As mentioned above a complex type has suggestions (either given as a list or as a callback function). Given this definition, all possible combinations and variations of a suggestion are generated. We use lists of lists to build all possible combinations.

For example the following definition

function getVariables(){
    return ['?a','?b','?c']
}

let suggestions = [['ORDER BY ', ['ASC(', 'DESC('], getVariables(), ')\n']]

should lead to this list of suggestions:

let suggestions = [
    'ORDER BY ASC(?a)\n',
    'ORDER BY DESC(?a)\n',
    'ORDER BY ASC(?b)\n',
    'ORDER BY DESC(?b)\n',
    'ORDER BY ASC(?c)\n',
    'ORDER BY DESC(?c)\n',
]

The suggestions-callback should always return all available combinations that are valid without limiting any further. In the following already typed letters and the COMPLEXTYPES options mentioned above will be used to limit the list but this logic is intentionally separated from the generation of suggestions.

The programmable API of CodeMirror allows adding a callback on their suggestion feature that is called once 'hints' (suggestions as we call them) are requested by the user/editor. This is where QLever UI hooks its logic for collecting the possible suggestions.

CodeMirror.registerHelper("hint", "sparql", function (editor, callback, options) {}

For triples, the "dynamicSuggestions" method is called that gathers the entities that are relevant based on the actual backend settings - more on the dynamic auto-completions can be found in the next chapter.

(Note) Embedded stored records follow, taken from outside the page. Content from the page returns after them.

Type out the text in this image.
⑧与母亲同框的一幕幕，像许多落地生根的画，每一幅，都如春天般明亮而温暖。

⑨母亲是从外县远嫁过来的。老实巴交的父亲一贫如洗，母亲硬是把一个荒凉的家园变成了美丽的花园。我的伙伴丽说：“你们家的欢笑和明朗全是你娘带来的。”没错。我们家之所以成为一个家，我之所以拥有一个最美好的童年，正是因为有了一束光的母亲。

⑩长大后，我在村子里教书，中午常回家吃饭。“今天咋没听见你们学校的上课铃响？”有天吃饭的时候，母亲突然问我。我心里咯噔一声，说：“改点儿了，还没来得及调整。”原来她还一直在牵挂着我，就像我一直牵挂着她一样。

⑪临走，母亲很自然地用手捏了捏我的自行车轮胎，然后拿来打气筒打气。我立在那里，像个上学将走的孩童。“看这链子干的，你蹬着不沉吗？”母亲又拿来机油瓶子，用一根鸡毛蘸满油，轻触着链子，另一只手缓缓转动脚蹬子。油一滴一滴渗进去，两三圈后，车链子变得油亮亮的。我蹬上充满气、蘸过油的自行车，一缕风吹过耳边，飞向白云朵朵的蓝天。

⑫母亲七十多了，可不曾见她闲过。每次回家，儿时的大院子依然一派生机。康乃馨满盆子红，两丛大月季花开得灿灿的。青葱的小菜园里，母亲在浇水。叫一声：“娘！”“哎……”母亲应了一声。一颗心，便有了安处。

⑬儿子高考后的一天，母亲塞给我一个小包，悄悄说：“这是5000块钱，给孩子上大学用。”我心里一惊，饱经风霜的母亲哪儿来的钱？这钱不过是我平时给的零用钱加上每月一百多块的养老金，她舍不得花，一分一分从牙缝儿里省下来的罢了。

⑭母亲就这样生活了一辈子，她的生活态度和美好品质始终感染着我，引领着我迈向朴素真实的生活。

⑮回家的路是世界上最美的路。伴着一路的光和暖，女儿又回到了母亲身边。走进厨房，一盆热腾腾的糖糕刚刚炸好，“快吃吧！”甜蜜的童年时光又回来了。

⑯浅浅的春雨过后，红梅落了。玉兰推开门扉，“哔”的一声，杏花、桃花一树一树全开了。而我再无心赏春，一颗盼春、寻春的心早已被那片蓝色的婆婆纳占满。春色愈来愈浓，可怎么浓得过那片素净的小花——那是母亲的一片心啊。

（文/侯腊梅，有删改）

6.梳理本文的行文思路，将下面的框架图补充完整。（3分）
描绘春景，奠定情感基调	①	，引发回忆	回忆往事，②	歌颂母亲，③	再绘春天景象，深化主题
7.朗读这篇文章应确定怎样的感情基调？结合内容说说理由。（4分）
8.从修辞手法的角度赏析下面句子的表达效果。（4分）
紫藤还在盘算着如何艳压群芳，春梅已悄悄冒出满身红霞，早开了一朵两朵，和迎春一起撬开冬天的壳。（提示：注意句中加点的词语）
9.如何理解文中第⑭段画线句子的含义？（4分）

As new types/contexts will be available in QLever one can easily extend them according to the definition. For un-nested types adding the COMPLEXTYPES is sufficient. If there are other complex types that may occur within brackets or at any other position within the type itself one needs to add a context for the "inside" of this complex type and add COMPLEXTYPES that are allowed within the context.